Third, we suggest that studies about microbial biodiversity should be conducted in highly heterogenous environments. Microorganism dispersal is largely driven by both abiotic and biotic factors, and microbes are readily able to adapt and survive in a variety of environments. Indeed, studies conducted in homogeneous environments and within small spatial scales often reveal that either microorganisms are randomly distributed, or the weakness of environmental effects and dispersal limitations fail to indicate any non-random patterns in these region (Meyer et al., 2018; Liu et al., 2020). We believe it is easier to observe the spatial distribution pattern of microorganisms on large scales with high environmental heterogeneity.
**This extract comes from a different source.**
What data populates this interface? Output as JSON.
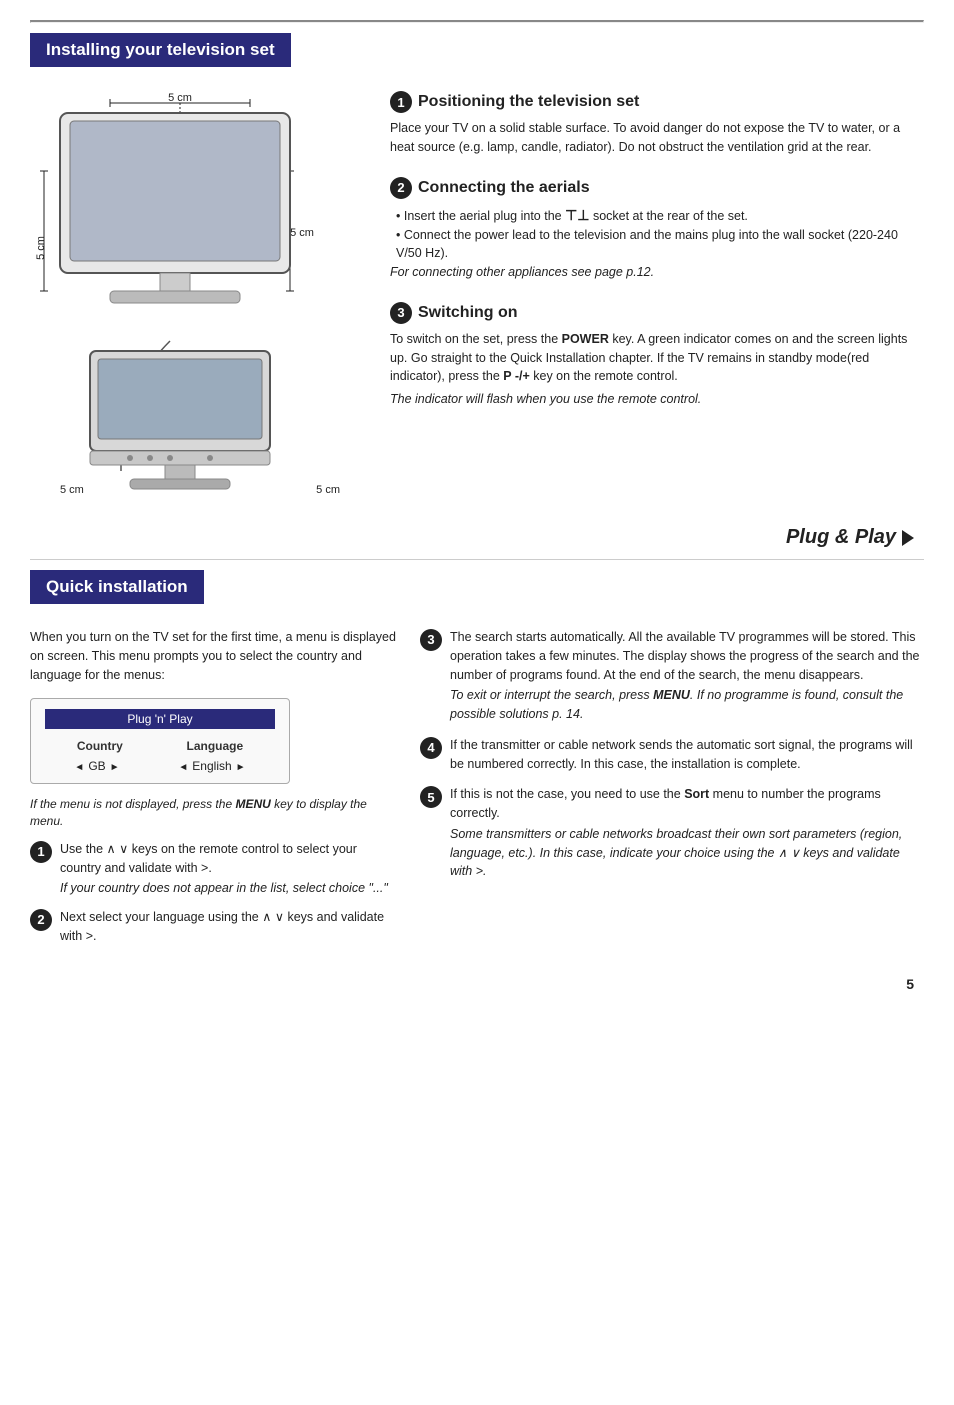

Consequently, we conducted this research in Yunnan Province, China, which holds six major international rivers belonging to the Pacific and Indian Ocean systems. The watersheds were largely shaped by the collision of the Indian Ocean and Eurasian plates, with the formation of the Qinghai-Tibet Plateau. The spatial heterogeneity in Yunnan is very high, given that mountainous areas occupy 88.6% of the province.. Using the stratified sampling method, we collected 2,250 specimens from 228 sites in Yunnan Province (Figure 1, 2). We combined pure culture and molecular methods to investigate how common and rare Nematode-Trapping Fungi (NTF, a cultivable microbial group consisting of 99 known species ) taxa are spatially distributed across Yunnan. By doing so, we aim to verify our three proposed recommendations regarding 1) using watersheds as the research units, 2) removing the coverup of widespread species, and 3) stratified sampling from heterogenous environments, to overcome the challenges of microbial biodiversity research and to test our hypothesis that the microbial biogeographic patterns could be found in the perspective of watersheds.